1. Bien choisir ses associés. Comme pour un mariage, je pense qu’il vaut mieux choisir son associé pour sa complémentarité plutôt que pour sa ressemblance avec soi-même. Il faut également choisir des associés en qui on a totalement confiance et avec qui on partage le même projet pour l’entreprise.

2. En tant que femme, oser.
La vraie difficulté pour les femmes est qu’elles n’osent pas se lancer ou alors qu’elles n’osent pas penser grand. Mais il faut dépasser ce manque de confiance en soi.

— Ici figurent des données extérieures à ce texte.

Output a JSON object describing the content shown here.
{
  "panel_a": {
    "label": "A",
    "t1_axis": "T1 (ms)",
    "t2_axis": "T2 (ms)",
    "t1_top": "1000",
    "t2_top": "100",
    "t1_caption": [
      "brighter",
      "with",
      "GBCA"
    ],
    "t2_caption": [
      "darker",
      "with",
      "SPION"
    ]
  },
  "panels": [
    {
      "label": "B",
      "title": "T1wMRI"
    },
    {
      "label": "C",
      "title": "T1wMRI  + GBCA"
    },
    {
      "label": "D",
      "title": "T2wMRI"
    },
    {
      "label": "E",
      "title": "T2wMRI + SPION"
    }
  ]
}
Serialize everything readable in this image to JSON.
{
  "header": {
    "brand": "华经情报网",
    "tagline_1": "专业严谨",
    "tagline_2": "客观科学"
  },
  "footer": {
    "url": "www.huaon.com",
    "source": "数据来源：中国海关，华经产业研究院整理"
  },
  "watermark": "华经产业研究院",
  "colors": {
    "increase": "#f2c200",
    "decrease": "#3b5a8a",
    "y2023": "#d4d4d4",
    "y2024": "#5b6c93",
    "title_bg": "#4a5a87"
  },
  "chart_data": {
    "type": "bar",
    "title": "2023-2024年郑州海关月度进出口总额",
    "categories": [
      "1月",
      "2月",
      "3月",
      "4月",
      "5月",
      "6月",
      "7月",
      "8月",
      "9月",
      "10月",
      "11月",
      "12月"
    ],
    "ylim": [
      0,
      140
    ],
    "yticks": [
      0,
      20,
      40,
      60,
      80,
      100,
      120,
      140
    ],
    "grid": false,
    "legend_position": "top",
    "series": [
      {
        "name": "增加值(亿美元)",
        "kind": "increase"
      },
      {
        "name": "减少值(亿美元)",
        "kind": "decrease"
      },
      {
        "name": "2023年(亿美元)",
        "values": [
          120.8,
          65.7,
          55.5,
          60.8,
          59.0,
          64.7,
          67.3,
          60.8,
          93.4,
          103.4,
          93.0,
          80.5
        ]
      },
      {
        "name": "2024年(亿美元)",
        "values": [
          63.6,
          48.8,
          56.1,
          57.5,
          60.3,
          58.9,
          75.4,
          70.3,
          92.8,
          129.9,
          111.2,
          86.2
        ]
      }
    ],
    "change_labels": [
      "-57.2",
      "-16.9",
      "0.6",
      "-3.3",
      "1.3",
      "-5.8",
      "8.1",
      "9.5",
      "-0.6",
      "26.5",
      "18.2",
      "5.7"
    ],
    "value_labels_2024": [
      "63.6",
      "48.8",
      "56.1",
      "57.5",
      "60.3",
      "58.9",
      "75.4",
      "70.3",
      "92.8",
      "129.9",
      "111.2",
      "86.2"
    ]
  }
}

3. Croire dans son projet et être positif. Il faut insuffler en permanence l’énergie aux équipes. On se bat sans cesse pour vendre son entreprise à l’extérieur en oubliant qu’il faut aussi la vendre en permanence en interne.

4. écouter. Il faut insuffler en permanence l’énergie aux équipes. On se bat sans cesse pour vendre son entreprise à l’extérieur en oubliant qu’il faut aussi la vendre en permanence en interne.

5. Ne pas s’oublier. Les sprints c’est bien, mais ce n’est pas cela qui fait la réussite ! Il faut trouver son rythme et être dans l’endurance. Il ne faut pas se laisser déborder par le quotidien qui cannibalise très vite et penser à prendre du temps pour soi.